Morpeth Town Council presented the Civic Awards during its Annual Assembly last week to recognise their contribution.
Mayor Andrew Tebbutt handed out the honours at Morpeth Town Hall and Deputy Mayor Ron Forster read out the nomination information for the four winners, which included the following:
Jacky Beesley: ‘Jacky joined the Morpeth Chamber of Trade a few years ago and was deputy vice chair and vice chair before being elected chair in April 2016.
‘Although she has stood down as chair, she will continue to be an active member of the organisation.
‘She oversaw the chamber website’s relaunch, modernised its finances and brought new faces onto the committee, as well as helping to reform its partnership arrangements and refresh the long-standing Morpeth Fair Day.
‘Most recently, Jacky played a key part in enabling effective partnership working when a town-wide coalition was formed to oppose proposals for the County Hall site.’
Morpeth Lions Club: ‘Its work following the major town flood in 2008 partly led to the club being nominated for, and being awarded, the Queen’s Award for Voluntary Service.
‘Each year the club, which currently has 30 members, organises a series of events and collections in order to generate funds that enables the club to make donations to help charities, individuals and organisations and run activities in aid of elderly and disabled residents (Meet the Lions) and disadvantaged children (Christmas toys and gifts).

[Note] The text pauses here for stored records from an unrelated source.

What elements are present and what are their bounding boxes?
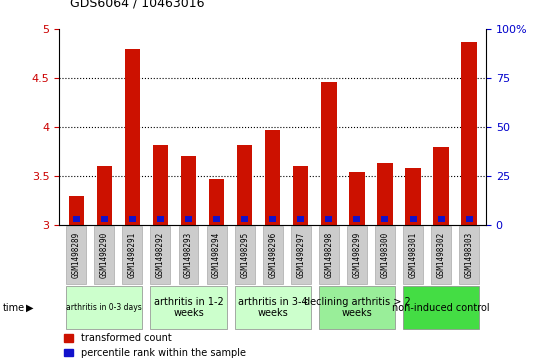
Text: GSM1498299: GSM1498299 (353, 232, 361, 278)
Bar (269, 216, 276, 222)
Text: arthritis in 1-2
weeks: arthritis in 1-2 weeks (153, 297, 224, 318)
Text: arthritis in 3-4
weeks: arthritis in 3-4 weeks (238, 297, 307, 318)
Bar (213, 216, 220, 222)
Bar (347, 226, 367, 284)
Bar (319, 226, 339, 284)
Text: GSM1498290: GSM1498290 (100, 232, 109, 278)
Bar (377, 163, 393, 225)
Text: GSM1498303: GSM1498303 (464, 232, 474, 278)
Bar (353, 216, 360, 222)
Bar (101, 216, 108, 222)
Bar (409, 216, 416, 222)
Bar (153, 145, 168, 225)
Bar (129, 216, 136, 222)
Bar (291, 226, 310, 284)
Bar (241, 216, 248, 222)
Bar (437, 216, 444, 222)
Bar (73, 216, 80, 222)
Bar (179, 226, 199, 284)
Bar (403, 226, 423, 284)
Bar (265, 130, 280, 225)
Bar (66, 226, 86, 284)
Text: GSM1498300: GSM1498300 (381, 232, 389, 278)
Bar (406, 168, 421, 225)
Bar (375, 226, 395, 284)
Bar (207, 226, 227, 284)
Text: GSM1498294: GSM1498294 (212, 232, 221, 278)
Bar (209, 179, 224, 225)
Bar (465, 216, 472, 222)
Bar (349, 172, 364, 225)
Text: GSM1498293: GSM1498293 (184, 232, 193, 278)
Bar (185, 216, 192, 222)
Text: ▶: ▶ (26, 303, 33, 313)
Bar (181, 156, 196, 225)
Bar (157, 216, 164, 222)
Bar (381, 216, 388, 222)
Text: GSM1498295: GSM1498295 (240, 232, 249, 278)
Bar (125, 49, 140, 225)
Bar (151, 286, 227, 330)
Bar (94, 226, 114, 284)
Text: time: time (3, 303, 25, 313)
Text: arthritis in 0-3 days: arthritis in 0-3 days (66, 303, 142, 312)
Bar (235, 286, 310, 330)
Bar (237, 145, 252, 225)
Text: GSM1498298: GSM1498298 (325, 232, 333, 278)
Bar (321, 82, 336, 225)
Bar (319, 286, 395, 330)
Bar (434, 147, 449, 225)
Legend: transformed count, percentile rank within the sample: transformed count, percentile rank withi… (64, 333, 246, 358)
Text: GDS6064 / 10463016: GDS6064 / 10463016 (70, 0, 205, 9)
Bar (326, 216, 332, 222)
Bar (66, 286, 143, 330)
Text: GSM1498292: GSM1498292 (156, 232, 165, 278)
Text: GSM1498302: GSM1498302 (437, 232, 445, 278)
Bar (298, 216, 304, 222)
Bar (462, 42, 477, 225)
Bar (403, 286, 479, 330)
Bar (123, 226, 143, 284)
Bar (151, 226, 171, 284)
Bar (293, 166, 308, 225)
Text: GSM1498291: GSM1498291 (128, 232, 137, 278)
Bar (263, 226, 282, 284)
Text: GSM1498296: GSM1498296 (268, 232, 277, 278)
Bar (459, 226, 479, 284)
Text: non-induced control: non-induced control (392, 303, 490, 313)
Bar (235, 226, 254, 284)
Bar (97, 166, 112, 225)
Bar (431, 226, 451, 284)
Bar (69, 196, 84, 225)
Text: GSM1498289: GSM1498289 (72, 232, 81, 278)
Text: declining arthritis > 2
weeks: declining arthritis > 2 weeks (303, 297, 410, 318)
Text: GSM1498297: GSM1498297 (296, 232, 305, 278)
Text: GSM1498301: GSM1498301 (409, 232, 417, 278)
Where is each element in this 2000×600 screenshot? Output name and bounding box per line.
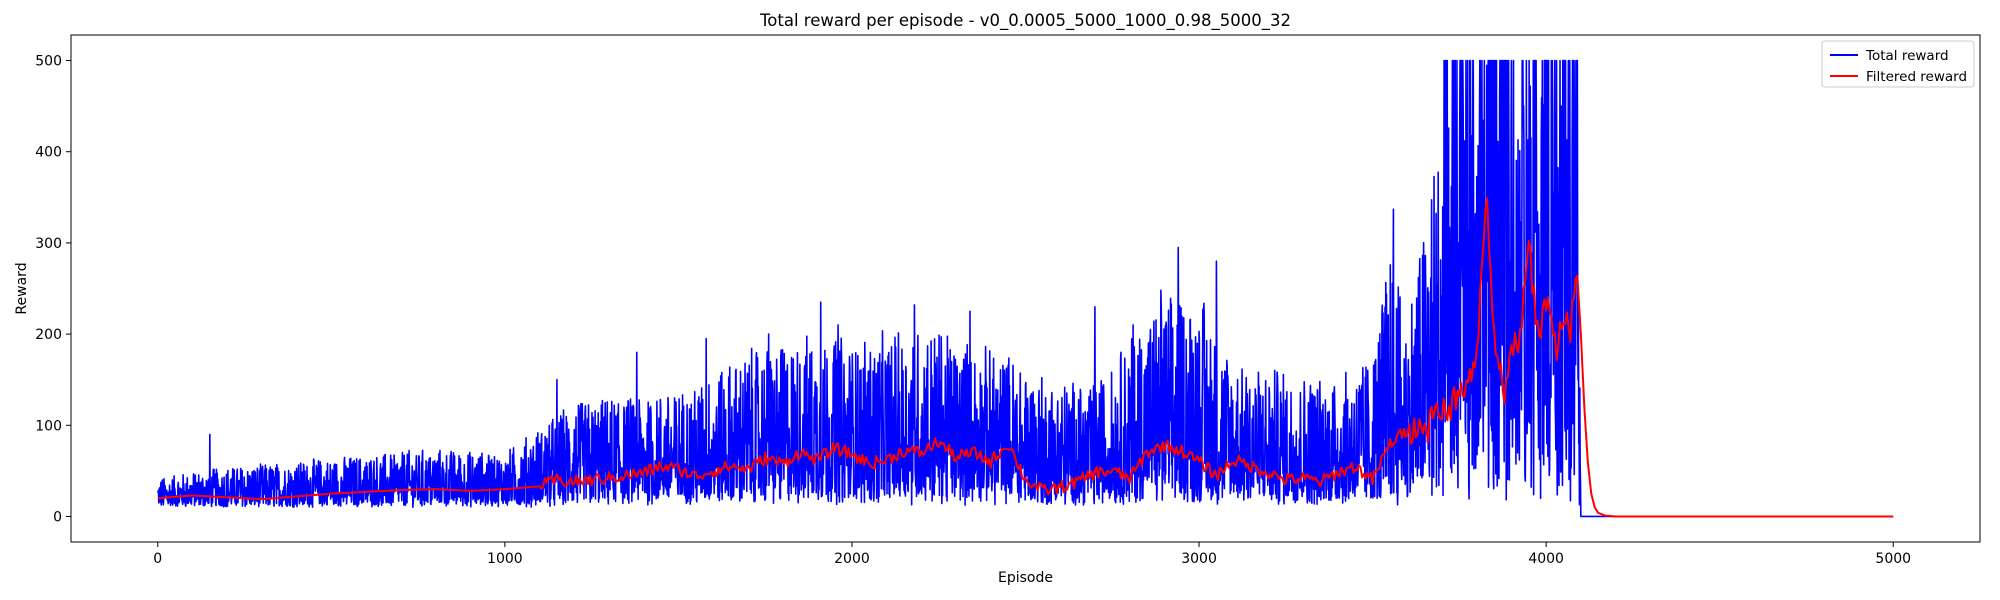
x-tick-label: 4000 (1528, 551, 1564, 567)
y-tick-label: 400 (35, 145, 62, 161)
y-tick-label: 200 (35, 327, 62, 343)
legend: Total reward Filtered reward (1821, 40, 1975, 88)
legend-box (1821, 40, 1975, 88)
x-axis: 0 1000 2000 3000 4000 5000 (153, 542, 1911, 567)
filtered-reward-series (157, 197, 1894, 518)
x-tick-label: 1000 (487, 551, 523, 567)
x-axis-title: Episode (998, 570, 1053, 586)
y-axis-title: Reward (14, 262, 30, 314)
x-tick-label: 5000 (1875, 551, 1911, 567)
chart-title: Total reward per episode - v0_0.0005_500… (759, 11, 1291, 31)
y-axis: 0 100 200 300 400 500 (35, 54, 71, 525)
plot-area (156, 59, 1894, 518)
y-tick-label: 300 (35, 236, 62, 252)
x-tick-label: 2000 (834, 551, 870, 567)
legend-label-total-reward: Total reward (1865, 48, 1949, 64)
filtered-reward-line (157, 197, 1894, 518)
y-tick-label: 0 (53, 509, 62, 525)
x-tick-label: 0 (153, 551, 162, 567)
y-tick-label: 100 (35, 418, 62, 434)
legend-label-filtered-reward: Filtered reward (1866, 69, 1967, 85)
plot-frame (70, 34, 1981, 543)
y-tick-label: 500 (35, 54, 62, 70)
x-tick-label: 3000 (1181, 551, 1217, 567)
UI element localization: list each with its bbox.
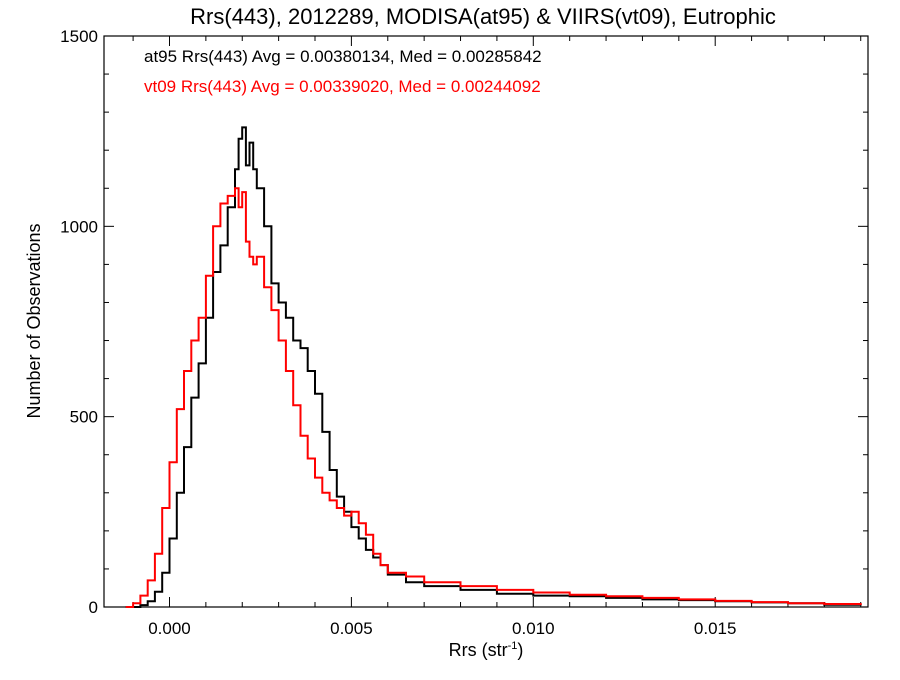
series-layer bbox=[125, 126, 862, 608]
y-tick-label: 1500 bbox=[60, 27, 98, 46]
y-tick-label: 0 bbox=[89, 598, 98, 617]
x-axis-label-close: ) bbox=[517, 640, 523, 660]
series-line-vt09 bbox=[125, 187, 862, 608]
y-tick-label: 1000 bbox=[60, 217, 98, 236]
x-tick-label: 0.010 bbox=[512, 619, 555, 638]
plot-frame bbox=[103, 35, 869, 608]
annotation-vt09: vt09 Rrs(443) Avg = 0.00339020, Med = 0.… bbox=[144, 77, 541, 96]
x-tick-label: 0.015 bbox=[694, 619, 737, 638]
x-axis-label-main: Rrs (str bbox=[449, 640, 508, 660]
y-axis-label: Number of Observations bbox=[24, 223, 44, 418]
y-tick-label: 500 bbox=[70, 408, 98, 427]
x-axis-label: Rrs (str-1) bbox=[449, 640, 524, 660]
x-tick-label: 0.005 bbox=[330, 619, 373, 638]
series-line-at95 bbox=[125, 126, 862, 608]
x-axis-label-superscript: -1 bbox=[508, 640, 518, 652]
x-tick-label: 0.000 bbox=[148, 619, 191, 638]
axis-ticks: 0.000 0.005 0.010 0.015 0 500 1000 1500 bbox=[60, 27, 868, 638]
chart-title: Rrs(443), 2012289, MODISA(at95) & VIIRS(… bbox=[190, 4, 776, 29]
annotation-at95: at95 Rrs(443) Avg = 0.00380134, Med = 0.… bbox=[144, 47, 542, 66]
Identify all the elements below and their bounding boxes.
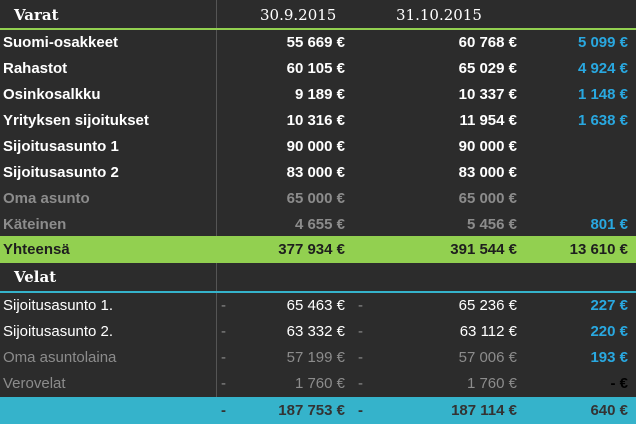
sign: - — [221, 297, 226, 314]
asset-v1: 9 189 € — [294, 86, 345, 103]
asset-diff: 1 638 € — [577, 112, 628, 129]
asset-v1: 83 000 € — [286, 164, 345, 181]
sign: - — [358, 402, 363, 419]
asset-v2: 5 456 € — [466, 216, 517, 233]
asset-v2: 65 029 € — [458, 60, 517, 77]
liability-row: Sijoitusasunto 1. - 65 463 € - 65 236 € … — [0, 293, 636, 319]
liability-v1: 65 463 € — [286, 297, 345, 314]
liability-v2: 1 760 € — [466, 375, 517, 392]
liability-diff: - € — [610, 375, 628, 392]
total-diff: 13 610 € — [569, 241, 628, 258]
assets-header: Varat 30.9.2015 31.10.2015 — [0, 2, 636, 28]
liab-total-v1: 187 753 € — [278, 402, 345, 419]
sign: - — [358, 375, 363, 392]
liability-label: Verovelat — [3, 375, 66, 392]
liab-total-diff: 640 € — [590, 402, 628, 419]
sign: - — [358, 297, 363, 314]
asset-row: Käteinen 4 655 € 5 456 € 801 € — [0, 212, 636, 238]
liability-v1: 1 760 € — [294, 375, 345, 392]
liability-label: Sijoitusasunto 1. — [3, 297, 114, 314]
asset-label: Oma asunto — [3, 190, 90, 207]
liability-row: Verovelat - 1 760 € - 1 760 € - € — [0, 371, 636, 397]
asset-label: Suomi-osakkeet — [3, 34, 119, 51]
assets-total-row: Yhteensä 377 934 € 391 544 € 13 610 € — [0, 236, 636, 263]
sign: - — [221, 375, 226, 392]
asset-v1: 10 316 € — [286, 112, 345, 129]
asset-row: Suomi-osakkeet 55 669 € 60 768 € 5 099 € — [0, 30, 636, 56]
sign: - — [358, 349, 363, 366]
asset-label: Osinkosalkku — [3, 86, 101, 103]
liability-v2: 57 006 € — [458, 349, 517, 366]
asset-v1: 4 655 € — [294, 216, 345, 233]
liability-row: Oma asuntolaina - 57 199 € - 57 006 € 19… — [0, 345, 636, 371]
liab-total-v2: 187 114 € — [451, 402, 517, 419]
asset-row: Sijoitusasunto 1 90 000 € 90 000 € — [0, 134, 636, 160]
asset-label: Yrityksen sijoitukset — [3, 112, 149, 129]
asset-v2: 90 000 € — [458, 138, 517, 155]
asset-v1: 65 000 € — [286, 190, 345, 207]
liability-v1: 57 199 € — [286, 349, 345, 366]
asset-diff: 5 099 € — [577, 34, 628, 51]
asset-label: Rahastot — [3, 60, 68, 77]
total-v1: 377 934 € — [278, 241, 345, 258]
liability-v1: 63 332 € — [286, 323, 345, 340]
asset-v1: 55 669 € — [286, 34, 345, 51]
liability-diff: 227 € — [590, 297, 628, 314]
asset-row: Yrityksen sijoitukset 10 316 € 11 954 € … — [0, 108, 636, 134]
liabilities-header: Velat — [0, 264, 636, 290]
asset-diff: 801 € — [590, 216, 628, 233]
asset-row: Osinkosalkku 9 189 € 10 337 € 1 148 € — [0, 82, 636, 108]
asset-label: Sijoitusasunto 1 — [3, 138, 119, 155]
liability-v2: 65 236 € — [458, 297, 517, 314]
asset-label: Käteinen — [3, 216, 67, 233]
liabilities-title: Velat — [14, 268, 57, 286]
liabilities-rule — [0, 291, 636, 293]
asset-v2: 60 768 € — [458, 34, 517, 51]
asset-v1: 60 105 € — [286, 60, 345, 77]
liability-row: Sijoitusasunto 2. - 63 332 € - 63 112 € … — [0, 319, 636, 345]
header-rule — [0, 28, 636, 30]
total-v2: 391 544 € — [450, 241, 517, 258]
column-divider — [216, 0, 217, 424]
asset-v2: 65 000 € — [458, 190, 517, 207]
liability-v2: 63 112 € — [459, 323, 517, 340]
asset-diff: 1 148 € — [577, 86, 628, 103]
asset-v2: 10 337 € — [458, 86, 517, 103]
date-2: 31.10.2015 — [396, 6, 482, 24]
asset-v2: 83 000 € — [458, 164, 517, 181]
asset-row: Sijoitusasunto 2 83 000 € 83 000 € — [0, 160, 636, 186]
sign: - — [221, 349, 226, 366]
sign: - — [221, 323, 226, 340]
liability-label: Oma asuntolaina — [3, 349, 117, 366]
assets-title: Varat — [14, 6, 59, 24]
sign: - — [221, 402, 226, 419]
asset-v1: 90 000 € — [286, 138, 345, 155]
asset-label: Sijoitusasunto 2 — [3, 164, 119, 181]
liability-label: Sijoitusasunto 2. — [3, 323, 114, 340]
asset-diff: 4 924 € — [577, 60, 628, 77]
total-label: Yhteensä — [3, 241, 70, 258]
liability-diff: 193 € — [590, 349, 628, 366]
asset-row: Rahastot 60 105 € 65 029 € 4 924 € — [0, 56, 636, 82]
date-1: 30.9.2015 — [260, 6, 337, 24]
sign: - — [358, 323, 363, 340]
liability-diff: 220 € — [590, 323, 628, 340]
asset-v2: 11 954 € — [459, 112, 517, 129]
liabilities-total-row: - 187 753 € - 187 114 € 640 € — [0, 397, 636, 424]
asset-row: Oma asunto 65 000 € 65 000 € — [0, 186, 636, 212]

‘In addition, members regularly help other charities with their street collections.’
Lilian Nelson: ‘She and husband Gerry were among those who were flooded in 2008, but they were active in the post-flood relief work and Lilian became a member of the Red Cross to support others in need of help.
‘She is the chair of the Morpeth and Wansbeck Link of Chernobyl Children’s Lifeline that aids children effected by the radioactive fallout.
‘As well as helping to organise the visits of 10 children to Morpeth over the past few years, she was enthusiastic in seeking the involvement of local people and businesses in the area.’
Wansbeck Valley Food Bank: ‘This was established just a few years ago, but has rapidly become an essential part of Morpeth’s infrastructure, supporting an ever increasing number of people who need help to obtain basic food supplies.
‘Initially operating just one day a week, they now operate five days a week and in 2016 dispensed food valued at £62,000. From small beginnings it is now a big operation, which in itself demands administrative and management skills that are all done voluntarily.
‘The food bank owes a great deal to Sean and Linda Fugill, in particular, for their extensive efforts.’